Lâcheté
et égoïsme
Lâcheté
Résonnances
Lâcheté
et égoïsme
A
partir d'échanges autour de la définition de la
lâcheté et de l'égoïsme, un animateur
a proposé un commentaire :
Voici
quelques réflexions que m'a évoquées le différent
quant à la définition de la lâcheté
:
Comme son nom l'indique la lâcheté consiste
à lâcher , laisser trop de mou ,
sur ce qui devrait être tenu fermement.
Mais à partir de là,
les différences d'approche peuvent tenir sur ce qu'il s'agirait
de tenir.
Il me semble qu'il y a au moins
deux manière d'envisager les choses:
- D'une part, on peut envisager la lâcheté
au regard d'un devoir moral partagé,
devoir moral qui fonde le lien d'être ensemble:
un manquement par rapport à un tel devoir serait dès
lors une lâcheté
morale . Dans cette optique, je rejoindrais
plutôt les définitions d'une participante qui voit
la lâcheté comme atteinte au bonheur
de l'autre, lâcheté comme manquement
au devoir élémentaire de ne pas laisser courir
les injustices dont on est témoin.
- D'autre part, on peut aussi envisager la lâcheté
au regard de ses désirs et de ce
que l'on s'est soi-même assigné comme choses
auxquelles on tient. Il ne s'agit alors nullement d'une lâcheté
morale mais plutôt d'un lâcher sur ce
qui nous importe ou d'un ne pas tenir par rapport
à quelque chose qui importe à soi-même et
serait source de bonheur . Ainsi si telle ou telle
chose nous tient à coeur (par exemple réaliser
telle oeuvre qui demande un effort considérable), choisir
par facilité un chemin qui ne nous donne aucune
chance d'y arriver peut consister en une forme de lâcheté
par rapport à ce qui importe à soi-même
, ce qui peut alors être la source
d'une déception, d'un état moins heureux .

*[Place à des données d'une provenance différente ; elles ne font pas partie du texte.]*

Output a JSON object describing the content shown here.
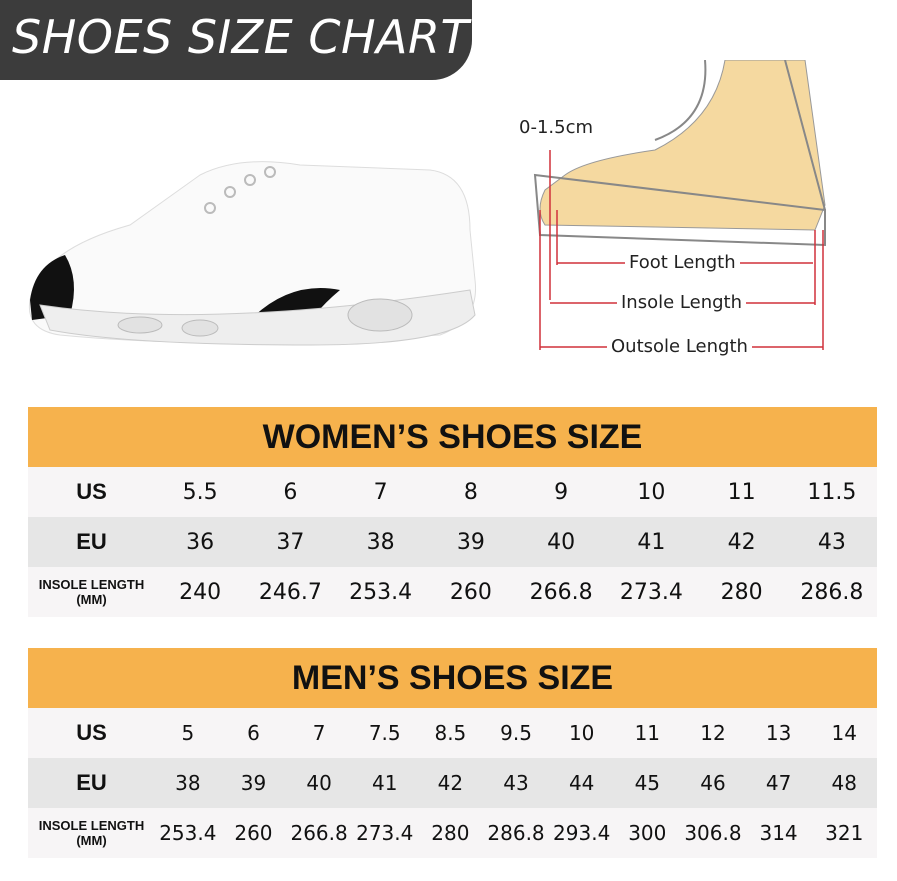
{
  "banner": {
    "title": "SHOES SIZE CHART"
  },
  "diagram": {
    "toe_gap": "0-1.5cm",
    "foot_length": "Foot Length",
    "insole_length": "Insole Length",
    "outsole_length": "Outsole Length"
  },
  "colors": {
    "header": "#f6b24d",
    "banner": "#3c3c3c",
    "measure": "#d0303a"
  },
  "women": {
    "title": "WOMEN’S SHOES SIZE",
    "row_labels": {
      "us": "US",
      "eu": "EU",
      "insole": "INSOLE LENGTH (MM)"
    },
    "us": [
      "5.5",
      "6",
      "7",
      "8",
      "9",
      "10",
      "11",
      "11.5"
    ],
    "eu": [
      "36",
      "37",
      "38",
      "39",
      "40",
      "41",
      "42",
      "43"
    ],
    "insole": [
      "240",
      "246.7",
      "253.4",
      "260",
      "266.8",
      "273.4",
      "280",
      "286.8"
    ]
  },
  "men": {
    "title": "MEN’S SHOES SIZE",
    "row_labels": {
      "us": "US",
      "eu": "EU",
      "insole": "INSOLE LENGTH (MM)"
    },
    "us": [
      "5",
      "6",
      "7",
      "7.5",
      "8.5",
      "9.5",
      "10",
      "11",
      "12",
      "13",
      "14"
    ],
    "eu": [
      "38",
      "39",
      "40",
      "41",
      "42",
      "43",
      "44",
      "45",
      "46",
      "47",
      "48"
    ],
    "insole": [
      "253.4",
      "260",
      "266.8",
      "273.4",
      "280",
      "286.8",
      "293.4",
      "300",
      "306.8",
      "314",
      "321"
    ]
  }
}
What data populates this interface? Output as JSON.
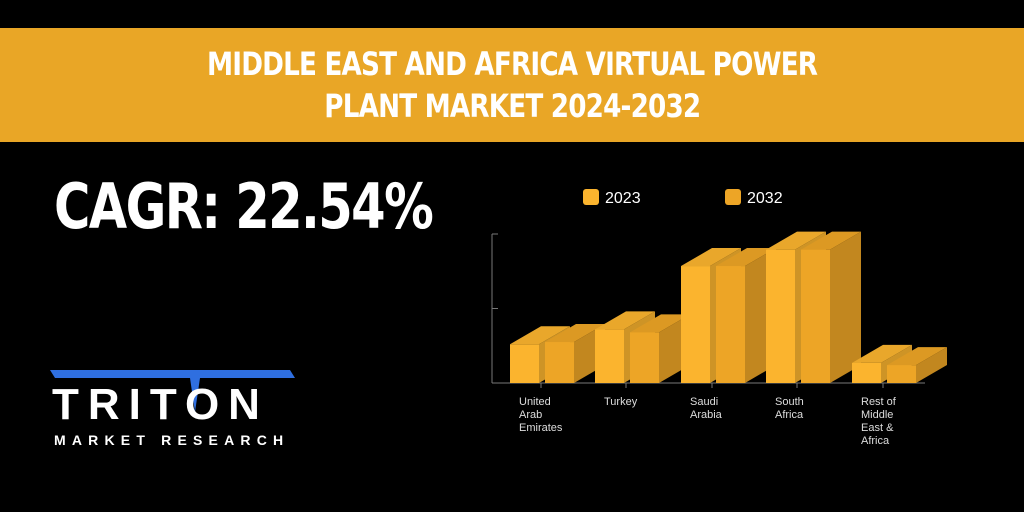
{
  "header": {
    "title_line1": "MIDDLE EAST AND AFRICA VIRTUAL POWER",
    "title_line2": "PLANT MARKET 2024-2032"
  },
  "cagr": {
    "label": "CAGR: 22.54%"
  },
  "logo": {
    "word": "TRITON",
    "subtitle": "MARKET RESEARCH"
  },
  "colors": {
    "banner": "#E9A626",
    "s2023": "#FBB42E",
    "s2032": "#EDA526",
    "logo_blue": "#2F6FE0"
  },
  "chart_data": {
    "type": "bar",
    "title": "",
    "categories": [
      "United Arab Emirates",
      "Turkey",
      "Saudi Arabia",
      "South Africa",
      "Rest of Middle East & Africa"
    ],
    "category_lines": [
      [
        "United",
        "Arab",
        "Emirates"
      ],
      [
        "Turkey"
      ],
      [
        "Saudi",
        "Arabia"
      ],
      [
        "South",
        "Africa"
      ],
      [
        "Rest of",
        "Middle",
        "East &",
        "Africa"
      ]
    ],
    "series": [
      {
        "name": "2023",
        "values": [
          0.52,
          0.72,
          1.57,
          1.79,
          0.27
        ]
      },
      {
        "name": "2032",
        "values": [
          0.55,
          0.68,
          1.57,
          1.79,
          0.24
        ]
      }
    ],
    "ylim": [
      0,
      2
    ],
    "xlabel": "",
    "ylabel": "",
    "legend": "top",
    "grid": false
  }
}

Mais bien sûr, s'il existe un chemin plus facile permettant
de réaliser l'oeuvre à laquelle on tient, il n'y
a aucune vertu à choisir la difficulté, bien plutôt
une sagesse à prendre le chemin le plus aisé qui
nous donne d'ailleurs plus de chance d'aboutir; mais
bien sûr aussi, par rapport à cette forme de lâcheté
par rapport à ses propres désirs personne
d'autre ne peut juger qu'un tel est lâche parce qu'il
n'a pas choisi le chemin difficile; mais bien sûr encore,
chacun a le droit de garder son intimité ou de vivre
un bonheur pour soi-même et il n'y a là nul égoïsme
ou lâcheté. Ce n'est que par rapport à son
propre désir que peut ici s'évaluer si l'on a
(ou non) cédé sur ce qui pourrait nous rendre
plus heureux, si notre volonté s'est montré trop
re-lâchée . C'est selon cette seconde
approche que j'avais lu et compris ce que proposait une
deuxième participante.
Tout ce qui précède
n'est probablement qu'une troisième manière, elle
aussi partielle et toute subjective, d'envisager les choses.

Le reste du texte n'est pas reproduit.